Monday, May 09, 2005

Maybe WS provides a common language for open innovation at the IS/IT level

One of the daddies of documenting what Open Source is, wrote this back in 2003:
Hacking and Refactoring: "we can imagine a hacker culture speaking a common tongue other than Unix and C (in the far past its common tongue was Lisp), and we can imagine an explicit ideology of open source developing within a cultural and technical context other than Unix (as indeed nearly happened several different times)."


Possibly today, that time is comming, the common language and context may be here for business heads to use. The future of hacking may be with the business bods, working with shared business concepts and using the tools of IS/IT to evolve open, shared, trusted working systems. The solution to the personal problem of one business head could easily emulate successful open source projects if the problem is wide spread, the technology easily accessible and the context easily adaptable.

The key enabler is a shared language, BPEL, ebXML, Web services, WSDL and the WS-* stack can provide the shared framework. Open Innovation can provide the strategic initiative and Open Source can provide the historical background from which to learn.
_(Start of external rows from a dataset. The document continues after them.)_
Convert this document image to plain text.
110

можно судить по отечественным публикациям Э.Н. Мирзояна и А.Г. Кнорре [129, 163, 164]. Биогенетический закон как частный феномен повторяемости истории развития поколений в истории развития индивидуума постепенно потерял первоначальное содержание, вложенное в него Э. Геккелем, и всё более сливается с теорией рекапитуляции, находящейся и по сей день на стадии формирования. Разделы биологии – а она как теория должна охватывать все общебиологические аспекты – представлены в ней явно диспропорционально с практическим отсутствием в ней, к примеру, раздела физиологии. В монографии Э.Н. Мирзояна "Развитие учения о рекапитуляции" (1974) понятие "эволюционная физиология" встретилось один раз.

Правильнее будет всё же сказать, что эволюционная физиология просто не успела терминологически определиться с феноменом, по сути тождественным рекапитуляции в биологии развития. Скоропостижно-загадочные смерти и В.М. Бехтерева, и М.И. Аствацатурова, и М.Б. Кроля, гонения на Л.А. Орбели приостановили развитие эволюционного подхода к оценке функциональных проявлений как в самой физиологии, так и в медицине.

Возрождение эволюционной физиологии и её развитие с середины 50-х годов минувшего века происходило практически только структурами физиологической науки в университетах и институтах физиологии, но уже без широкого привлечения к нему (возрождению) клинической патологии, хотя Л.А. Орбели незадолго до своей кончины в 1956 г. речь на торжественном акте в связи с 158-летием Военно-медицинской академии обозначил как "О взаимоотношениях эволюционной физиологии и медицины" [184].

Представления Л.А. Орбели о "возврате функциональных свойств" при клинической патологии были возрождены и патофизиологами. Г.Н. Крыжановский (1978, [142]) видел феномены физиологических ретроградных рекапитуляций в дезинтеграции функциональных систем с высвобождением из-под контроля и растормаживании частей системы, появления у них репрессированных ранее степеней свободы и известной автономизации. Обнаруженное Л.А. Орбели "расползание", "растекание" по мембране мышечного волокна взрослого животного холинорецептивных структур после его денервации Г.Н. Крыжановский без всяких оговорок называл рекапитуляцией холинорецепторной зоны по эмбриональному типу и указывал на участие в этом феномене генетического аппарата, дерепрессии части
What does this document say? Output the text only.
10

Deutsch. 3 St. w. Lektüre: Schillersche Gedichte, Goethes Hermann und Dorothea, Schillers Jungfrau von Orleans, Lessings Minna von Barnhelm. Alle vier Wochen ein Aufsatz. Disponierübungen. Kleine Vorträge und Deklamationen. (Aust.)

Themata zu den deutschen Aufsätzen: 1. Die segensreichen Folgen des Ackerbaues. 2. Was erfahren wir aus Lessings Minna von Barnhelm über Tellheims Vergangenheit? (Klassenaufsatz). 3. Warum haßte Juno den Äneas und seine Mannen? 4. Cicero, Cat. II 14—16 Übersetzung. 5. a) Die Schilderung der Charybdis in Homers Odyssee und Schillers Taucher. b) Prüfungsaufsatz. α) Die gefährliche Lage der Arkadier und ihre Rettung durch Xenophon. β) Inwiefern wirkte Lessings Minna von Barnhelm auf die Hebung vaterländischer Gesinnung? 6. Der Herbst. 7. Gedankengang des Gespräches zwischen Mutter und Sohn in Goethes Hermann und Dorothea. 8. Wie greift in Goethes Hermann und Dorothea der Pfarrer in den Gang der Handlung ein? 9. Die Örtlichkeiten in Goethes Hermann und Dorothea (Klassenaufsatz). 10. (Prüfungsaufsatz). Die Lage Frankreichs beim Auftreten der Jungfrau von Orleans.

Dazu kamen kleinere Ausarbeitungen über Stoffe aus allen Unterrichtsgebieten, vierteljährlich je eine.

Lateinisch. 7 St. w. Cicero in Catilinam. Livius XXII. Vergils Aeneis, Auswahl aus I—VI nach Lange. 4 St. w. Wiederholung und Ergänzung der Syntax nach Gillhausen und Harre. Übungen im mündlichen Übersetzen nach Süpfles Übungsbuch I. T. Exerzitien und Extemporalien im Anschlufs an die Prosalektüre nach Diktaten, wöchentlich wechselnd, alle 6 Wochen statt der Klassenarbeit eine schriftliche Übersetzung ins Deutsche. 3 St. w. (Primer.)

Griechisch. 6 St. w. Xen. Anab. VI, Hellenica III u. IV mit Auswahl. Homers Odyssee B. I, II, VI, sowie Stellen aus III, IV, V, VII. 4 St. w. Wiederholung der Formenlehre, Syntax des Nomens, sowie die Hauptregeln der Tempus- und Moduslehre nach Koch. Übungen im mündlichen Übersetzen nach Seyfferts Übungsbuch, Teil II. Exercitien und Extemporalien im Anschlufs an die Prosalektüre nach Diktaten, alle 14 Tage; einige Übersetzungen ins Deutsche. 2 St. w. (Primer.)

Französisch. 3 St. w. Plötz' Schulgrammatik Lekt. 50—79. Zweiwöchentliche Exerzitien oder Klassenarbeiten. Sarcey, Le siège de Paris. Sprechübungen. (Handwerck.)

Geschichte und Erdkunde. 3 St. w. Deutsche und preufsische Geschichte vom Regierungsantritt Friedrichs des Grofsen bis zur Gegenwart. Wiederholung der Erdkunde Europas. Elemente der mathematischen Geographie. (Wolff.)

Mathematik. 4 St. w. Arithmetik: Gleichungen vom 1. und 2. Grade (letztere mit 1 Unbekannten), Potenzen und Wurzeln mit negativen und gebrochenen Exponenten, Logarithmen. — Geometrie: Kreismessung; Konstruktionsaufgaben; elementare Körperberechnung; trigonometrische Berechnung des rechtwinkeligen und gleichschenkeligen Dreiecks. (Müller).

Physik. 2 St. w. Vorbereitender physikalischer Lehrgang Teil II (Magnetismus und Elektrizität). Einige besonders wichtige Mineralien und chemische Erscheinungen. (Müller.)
While hackery is still treated as a craft and will remain so in many domains, the new craft is business agility, way up the software stack and closer to the fully evolved practioner. Where the business process is a mundane, day to day or regulatory task, it makes sense to share the burden of keeping the process up to date using the open source, community paradigm.
A shared solution will induce better understanding, foster alliances and increase buying power. Technology has its place as a contributor to strategic advantage, but it also has its place as a commodity tool that serves a business function in an stable, evolving and proven fashion. Open initiatives are the path to facilitate this distinction and implement the latter.

1 comment:

Gary Tully said...

The new craft can extend the notion of an IS/IT capability from looking at technology as a differentiator to looking at technology that is the same or should be the same. Then work to arrange a partnership or sharing relationship that manages the sameness in a mutually beneficial way.